Но тут баронессу Дюамель ждал сюрприз: рядом со спящей Констанцией она увидела кого — то, кто прятался под одеялом, выставив из-под него лишь макушку и согнутую в локте руку.

То, что это мужчина, Франсуаза уже не сомневалась.

«Так вот как она воспитывает мою дочь!»— подумала Франсуаза, готовясь высказать Констанции все, что она о ней думает.

Но та вдруг проснулась и уставилась на баронессу. Откуда она взялась в ее спальне, Констанция никак не могла взять в толк. Тут же сердце мадемуазель Аламбер забилось чаще. Ей предстояло по виду баронессы определить, знает та о ночных приключениях своей дочери или же нет.

Баронесса Дюамель только успела открыть рот, как Констанция тут же взяла инициативу в свои руки. Она отбросила одеяло с Колетт и воскликнула:

— Колетта, просыпайся, твоя мать приехала! Это было большой неожиданностью для баронессы и на время у нее отнялся дар речи.

Перепуганная Колетта широко открытыми глазами смотрела на мать.

— Ну что же ты, Колетта, поздоровайся с ней. Девушка опасливо выскользнула из-под одеяла и побежала навстречу матери.

Инстинктивно она чувствовала, самое верное сейчас — броситься на шею матери.

Если та что-нибудь знает, слезы помогут, а если ничего — то пусть это будут слезы радости.

Так Колетта и поступила.
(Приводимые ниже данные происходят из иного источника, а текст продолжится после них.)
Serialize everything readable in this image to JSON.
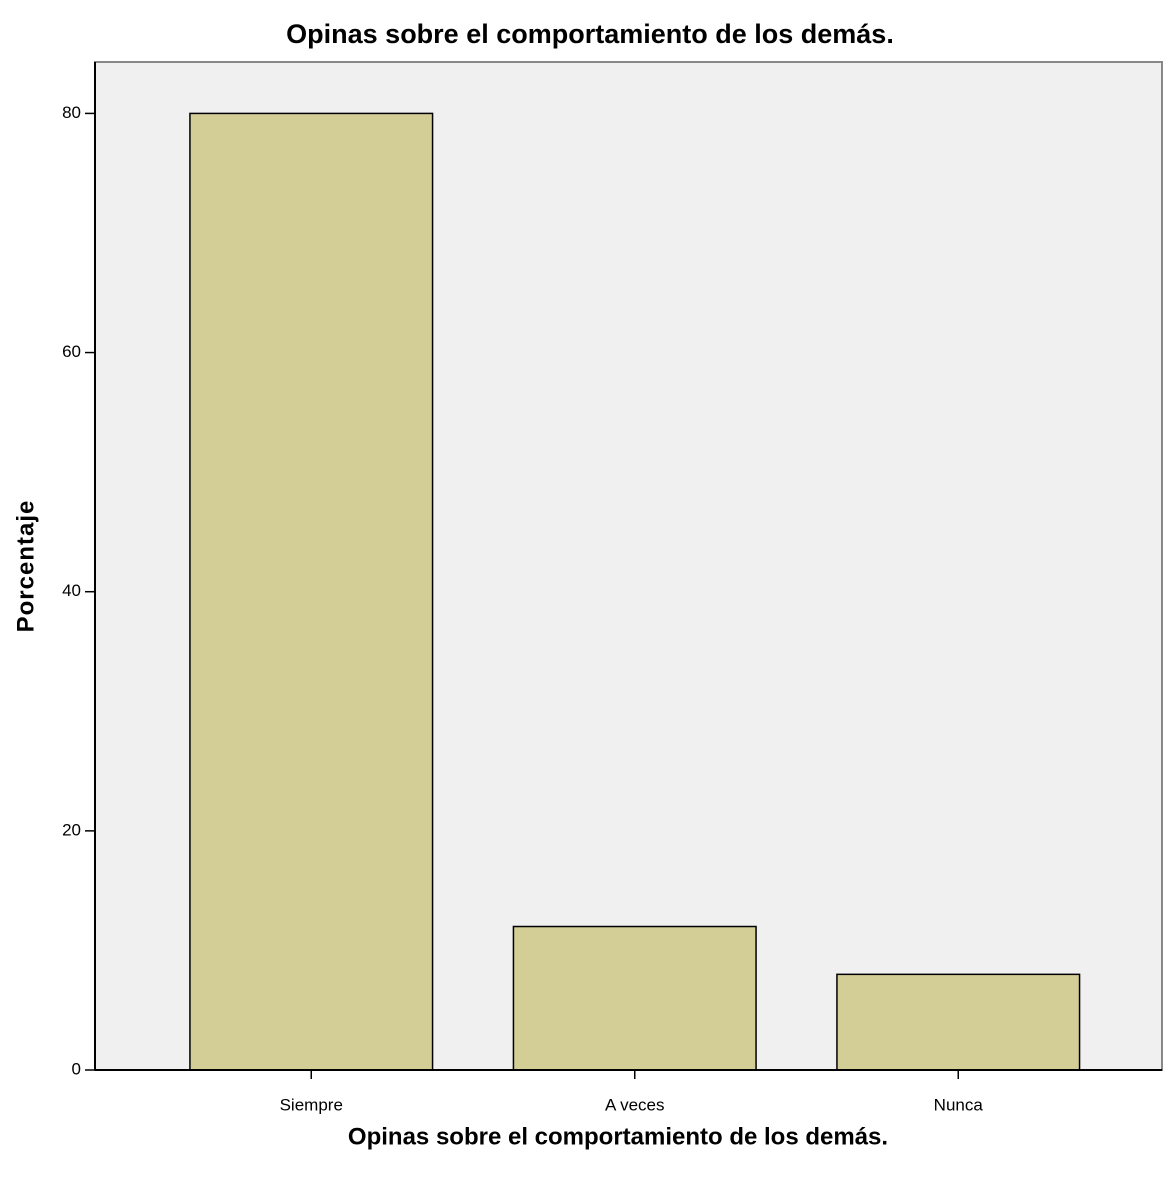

Франсуаза стояла у открытой двери, обнимая свою дочь, и тоже плакала.

— Мама, я так скучала по тебе, я так хотела приехать!

Констанция Аламбер слушала этот бред и готовилась объяснить Франсуазе, почему это вдруг Колетта оказалась у нее в постели.

А баронесса Дюамель гладила дочь по волосам и приговаривала:

— Ты у меня еще такая глупая…

— Представь, Франсуаза, сегодня ночью она испугалась спать одна и прибежала ко мне.

Констанция запрокинула голову, ее волосы рассыпались по плечам. Весь вид мадемуазель Аламбер говорил о том, что она только и занималась в последние дни тем, что не спускала глаз с Колетты.

— Ты еще очень глупая… — приговаривала Франсуаза, а Колетта вздрагивала всем телом, боясь, что сейчас настроение матери изменится, и Франсуаза строгим тоном спросит ее, что она выделывала с виконтом Лабрюйером. Но страшного вопроса так и не последовало.

Франсуаза, наконец-то, отстранила от себя дочь и взяв ее за плечи, пристально посмотрела ей в глаза.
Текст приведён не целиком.